The tale is of a father and a son, living in the same home. Unbeknownst to each other, both of them are sleeping with the maid.
The son is a “man about town”, with three or four girlfriends. One of his girlfriends hasn’t slept with him. He proposes marriage and then pleads, according to a translation of the drama, “We have been in love for the last two weeks, why don’t we have sex?”
She responds, “We are in the modern society, we don’t have sex before marriage and we have to be screened for HIV before marriage.” So the son gets screened and turns out to be HIV-positive. He confesses to the father: “I have committed sex with many girls, including the servant. So please forgive me, I have done wrong.”
“You have AIDS and you slept with our servant,” says the father, who collapses. He realized he probably is HIV-positive as well. The maid, in the background, hears the revelations and realizes that she, too, is most likely positive. It is a disaster. They are all HIV-positive.

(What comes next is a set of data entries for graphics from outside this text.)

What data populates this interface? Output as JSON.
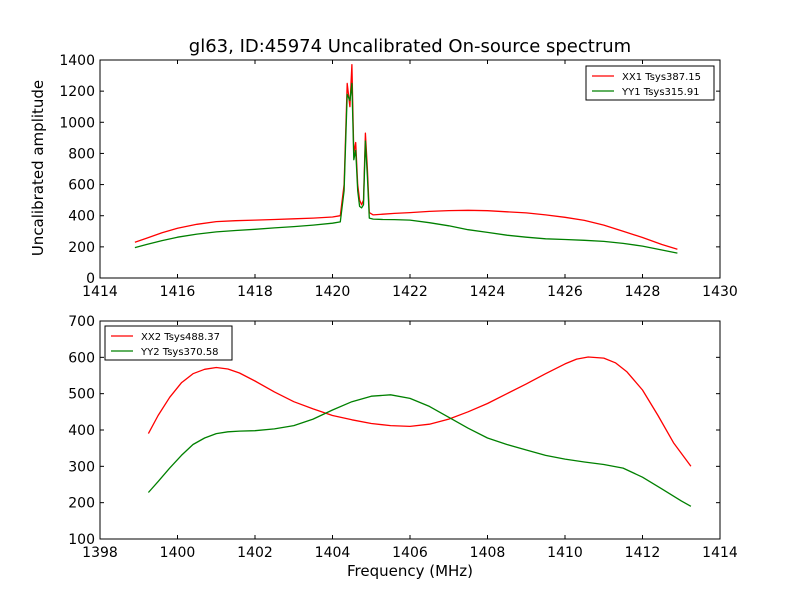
{
  "figure": {
    "title": "gl63, ID:45974 Uncalibrated On-source spectrum",
    "ylabel": "Uncalibrated amplitude",
    "xlabel": "Frequency (MHz)"
  },
  "chart_data": [
    {
      "type": "line",
      "xlim": [
        1414,
        1430
      ],
      "ylim": [
        0,
        1400
      ],
      "xticks": [
        1414,
        1416,
        1418,
        1420,
        1422,
        1424,
        1426,
        1428,
        1430
      ],
      "yticks": [
        0,
        200,
        400,
        600,
        800,
        1000,
        1200,
        1400
      ],
      "legend_position": "top-right",
      "grid": false,
      "series": [
        {
          "name": "XX1 Tsys387.15",
          "color": "#ff0000",
          "x": [
            1414.9,
            1415.2,
            1415.6,
            1416.0,
            1416.5,
            1417.0,
            1417.5,
            1418.0,
            1418.5,
            1419.0,
            1419.5,
            1420.0,
            1420.2,
            1420.3,
            1420.38,
            1420.45,
            1420.5,
            1420.55,
            1420.6,
            1420.65,
            1420.7,
            1420.75,
            1420.8,
            1420.85,
            1420.9,
            1420.95,
            1421.05,
            1421.3,
            1421.6,
            1422.0,
            1422.5,
            1423.0,
            1423.5,
            1424.0,
            1424.5,
            1425.0,
            1425.5,
            1426.0,
            1426.5,
            1427.0,
            1427.5,
            1428.0,
            1428.5,
            1428.9
          ],
          "y": [
            230,
            255,
            290,
            320,
            345,
            362,
            368,
            372,
            376,
            380,
            385,
            392,
            400,
            600,
            1250,
            1100,
            1370,
            800,
            870,
            600,
            500,
            470,
            500,
            930,
            700,
            420,
            405,
            410,
            415,
            420,
            428,
            433,
            435,
            432,
            425,
            418,
            405,
            390,
            370,
            340,
            300,
            260,
            215,
            185
          ]
        },
        {
          "name": "YY1 Tsys315.91",
          "color": "#008000",
          "x": [
            1414.9,
            1415.2,
            1415.6,
            1416.0,
            1416.5,
            1417.0,
            1417.5,
            1418.0,
            1418.5,
            1419.0,
            1419.5,
            1420.0,
            1420.2,
            1420.3,
            1420.38,
            1420.45,
            1420.5,
            1420.55,
            1420.6,
            1420.65,
            1420.7,
            1420.75,
            1420.8,
            1420.85,
            1420.9,
            1420.95,
            1421.05,
            1421.3,
            1421.6,
            1422.0,
            1422.5,
            1423.0,
            1423.5,
            1424.0,
            1424.5,
            1425.0,
            1425.5,
            1426.0,
            1426.5,
            1427.0,
            1427.5,
            1428.0,
            1428.5,
            1428.9
          ],
          "y": [
            195,
            215,
            240,
            262,
            282,
            296,
            305,
            313,
            322,
            330,
            340,
            352,
            360,
            560,
            1180,
            1140,
            1250,
            760,
            820,
            560,
            460,
            450,
            470,
            880,
            650,
            385,
            378,
            376,
            375,
            372,
            355,
            335,
            310,
            293,
            275,
            262,
            252,
            247,
            242,
            235,
            222,
            205,
            180,
            160
          ]
        }
      ]
    },
    {
      "type": "line",
      "xlim": [
        1398,
        1414
      ],
      "ylim": [
        100,
        700
      ],
      "xticks": [
        1398,
        1400,
        1402,
        1404,
        1406,
        1408,
        1410,
        1412,
        1414
      ],
      "yticks": [
        100,
        200,
        300,
        400,
        500,
        600,
        700
      ],
      "legend_position": "top-left",
      "grid": false,
      "series": [
        {
          "name": "XX2 Tsys488.37",
          "color": "#ff0000",
          "x": [
            1399.25,
            1399.5,
            1399.8,
            1400.1,
            1400.4,
            1400.7,
            1401.0,
            1401.3,
            1401.6,
            1402.0,
            1402.5,
            1403.0,
            1403.5,
            1404.0,
            1404.5,
            1405.0,
            1405.5,
            1406.0,
            1406.5,
            1407.0,
            1407.5,
            1408.0,
            1408.5,
            1409.0,
            1409.5,
            1410.0,
            1410.3,
            1410.6,
            1411.0,
            1411.3,
            1411.6,
            1412.0,
            1412.4,
            1412.8,
            1413.25
          ],
          "y": [
            390,
            440,
            490,
            530,
            555,
            567,
            572,
            568,
            557,
            535,
            505,
            478,
            458,
            440,
            428,
            418,
            412,
            410,
            416,
            430,
            450,
            473,
            500,
            527,
            555,
            582,
            595,
            601,
            598,
            585,
            560,
            510,
            440,
            365,
            300
          ]
        },
        {
          "name": "YY2 Tsys370.58",
          "color": "#008000",
          "x": [
            1399.25,
            1399.5,
            1399.8,
            1400.1,
            1400.4,
            1400.7,
            1401.0,
            1401.3,
            1401.6,
            1402.0,
            1402.5,
            1403.0,
            1403.5,
            1404.0,
            1404.5,
            1405.0,
            1405.5,
            1406.0,
            1406.5,
            1407.0,
            1407.5,
            1408.0,
            1408.5,
            1409.0,
            1409.5,
            1410.0,
            1410.5,
            1411.0,
            1411.5,
            1412.0,
            1412.5,
            1413.0,
            1413.25
          ],
          "y": [
            228,
            258,
            295,
            330,
            360,
            378,
            390,
            395,
            397,
            398,
            403,
            412,
            430,
            455,
            478,
            493,
            497,
            487,
            465,
            435,
            405,
            378,
            360,
            345,
            330,
            320,
            312,
            305,
            295,
            270,
            238,
            205,
            190
          ]
        }
      ]
    }
  ]
}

But the message at the end of the drama is “Having HIV doesn’t mean the end of life. You can live if you take care of yourself. We have to tell others and teach them to change their ways.”
Dramatic presentation is one of the most effective ways of getting a message across in an area where 70% of the population is illiterate. The message reflects “The Dawn of Hope”, which is also the name of an organization of the people in the Ethiopian city of Bahir Dar, who are living with HIV/AIDS.